The Uniform Commercial Code... a.k.a. Uck

Today's reading for Contracts was our first trip into the land of the Uniform Commercial Code (UCC), or the "bane of law students everywhere." For my fellow law students1 the cases we were reading dealt with section 2-207, which basically says even if there isn't exact agreement between the parties, a contract is still assumed to be formed... but there are a whole bunch of rules which determine exactly what terms they agreed on. This is commonly referred to as the "Battle of the Forms" because the party which has the *magic* wording in their form usually wins.

Anyway, we had to read three of these big, excruciatingly detailed and long contract cases which go into even more excruciating detail about the particular rules of this section of the UCC. Fine, this is what law school is about, reading cases with excruciating details... I can live with that. But then, at the end of the section we learn that they are rewriting the frickin' UCC so that the rules I just read about won't apply, and the actual rules will, in practice, be very different. I don't care so much about this right now, because I don't think our professor will require we learn both the current UCC section and the proposed UCC section... but what steams me is these changes could get passed next year, and then I would have studied, in excruciating detail, the old UCC rules, and in two years when I have to take the Bar exam, the rules will be completely different.
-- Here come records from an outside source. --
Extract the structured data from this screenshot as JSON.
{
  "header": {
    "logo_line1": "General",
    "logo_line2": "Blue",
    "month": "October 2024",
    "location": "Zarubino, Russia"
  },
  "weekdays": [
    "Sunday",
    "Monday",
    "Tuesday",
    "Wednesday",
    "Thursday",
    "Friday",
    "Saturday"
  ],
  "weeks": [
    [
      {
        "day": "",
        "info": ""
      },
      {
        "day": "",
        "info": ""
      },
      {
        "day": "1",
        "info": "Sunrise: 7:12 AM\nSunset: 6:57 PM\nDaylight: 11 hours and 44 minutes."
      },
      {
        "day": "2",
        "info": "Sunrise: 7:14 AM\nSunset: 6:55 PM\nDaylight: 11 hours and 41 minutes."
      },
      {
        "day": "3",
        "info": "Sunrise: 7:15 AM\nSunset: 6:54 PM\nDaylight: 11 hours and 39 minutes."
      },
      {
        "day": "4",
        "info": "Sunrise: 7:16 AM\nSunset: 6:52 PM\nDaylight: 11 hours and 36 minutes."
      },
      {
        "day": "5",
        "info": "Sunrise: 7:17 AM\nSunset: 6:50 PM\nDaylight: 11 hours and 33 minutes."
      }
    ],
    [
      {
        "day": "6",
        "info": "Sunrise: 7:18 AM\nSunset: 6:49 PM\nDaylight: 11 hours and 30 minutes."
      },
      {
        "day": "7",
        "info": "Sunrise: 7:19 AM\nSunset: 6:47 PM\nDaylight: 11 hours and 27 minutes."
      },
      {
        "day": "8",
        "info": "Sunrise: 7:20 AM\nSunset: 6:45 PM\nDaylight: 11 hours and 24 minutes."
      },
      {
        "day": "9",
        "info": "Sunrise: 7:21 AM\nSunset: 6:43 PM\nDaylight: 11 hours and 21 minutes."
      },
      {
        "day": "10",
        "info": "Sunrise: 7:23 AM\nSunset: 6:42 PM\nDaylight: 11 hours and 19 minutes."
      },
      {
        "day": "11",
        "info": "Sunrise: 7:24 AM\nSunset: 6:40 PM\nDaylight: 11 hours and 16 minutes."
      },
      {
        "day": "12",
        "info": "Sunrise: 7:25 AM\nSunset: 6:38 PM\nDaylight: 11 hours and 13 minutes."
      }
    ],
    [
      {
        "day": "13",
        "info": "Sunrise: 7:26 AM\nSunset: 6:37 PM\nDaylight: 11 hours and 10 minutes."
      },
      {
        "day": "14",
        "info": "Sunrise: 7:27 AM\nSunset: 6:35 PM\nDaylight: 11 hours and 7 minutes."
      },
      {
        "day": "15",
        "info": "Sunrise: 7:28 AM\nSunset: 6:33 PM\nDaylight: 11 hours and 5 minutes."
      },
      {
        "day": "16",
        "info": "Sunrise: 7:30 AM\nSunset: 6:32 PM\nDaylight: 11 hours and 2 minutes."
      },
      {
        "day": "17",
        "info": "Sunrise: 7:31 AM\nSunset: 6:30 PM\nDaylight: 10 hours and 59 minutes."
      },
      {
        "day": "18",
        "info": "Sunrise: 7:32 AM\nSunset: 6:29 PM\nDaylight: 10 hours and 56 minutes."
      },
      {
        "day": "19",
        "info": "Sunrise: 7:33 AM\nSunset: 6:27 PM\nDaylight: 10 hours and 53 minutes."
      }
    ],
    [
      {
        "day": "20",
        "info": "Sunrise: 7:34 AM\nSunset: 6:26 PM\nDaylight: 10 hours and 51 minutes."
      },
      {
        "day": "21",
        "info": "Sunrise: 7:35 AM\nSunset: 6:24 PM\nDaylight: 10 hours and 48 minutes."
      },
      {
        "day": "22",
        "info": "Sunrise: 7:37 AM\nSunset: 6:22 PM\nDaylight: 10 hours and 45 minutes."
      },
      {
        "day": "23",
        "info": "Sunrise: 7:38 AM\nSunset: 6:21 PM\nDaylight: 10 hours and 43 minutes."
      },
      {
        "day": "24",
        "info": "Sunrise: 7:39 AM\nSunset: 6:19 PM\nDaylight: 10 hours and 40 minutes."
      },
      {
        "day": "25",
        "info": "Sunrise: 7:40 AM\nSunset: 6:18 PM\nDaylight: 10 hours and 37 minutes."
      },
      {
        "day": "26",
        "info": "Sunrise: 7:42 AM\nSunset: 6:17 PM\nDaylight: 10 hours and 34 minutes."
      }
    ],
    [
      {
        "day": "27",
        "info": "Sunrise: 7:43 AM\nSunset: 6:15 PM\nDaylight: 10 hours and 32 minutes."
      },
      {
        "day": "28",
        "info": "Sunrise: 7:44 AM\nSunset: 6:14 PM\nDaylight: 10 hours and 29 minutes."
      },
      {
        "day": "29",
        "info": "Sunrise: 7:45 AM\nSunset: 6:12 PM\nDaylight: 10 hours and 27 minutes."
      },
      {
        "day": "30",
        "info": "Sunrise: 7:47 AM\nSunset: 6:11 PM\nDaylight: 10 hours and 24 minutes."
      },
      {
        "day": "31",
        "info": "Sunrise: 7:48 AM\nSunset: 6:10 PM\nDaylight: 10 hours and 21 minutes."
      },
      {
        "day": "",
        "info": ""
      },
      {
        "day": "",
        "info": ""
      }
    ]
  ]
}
I'm probably making a big deal out of nothing, considering I won't even remember what the UCC is when I graduate law school2... And I'll have to pay Barbri3 to re-teach me everything I will have forgotten.

Cheers, time for Con Law and the powers of the Executive Branch... Yipeeeeee!

1For my non-law student readers, or people who would have liked to have forgotten Contracts, you can ignore the next sentence or so.
2Just Kidding Prof. Contracts!... Sort of.
3More accurately, my future employer will pay BarBri, I hope.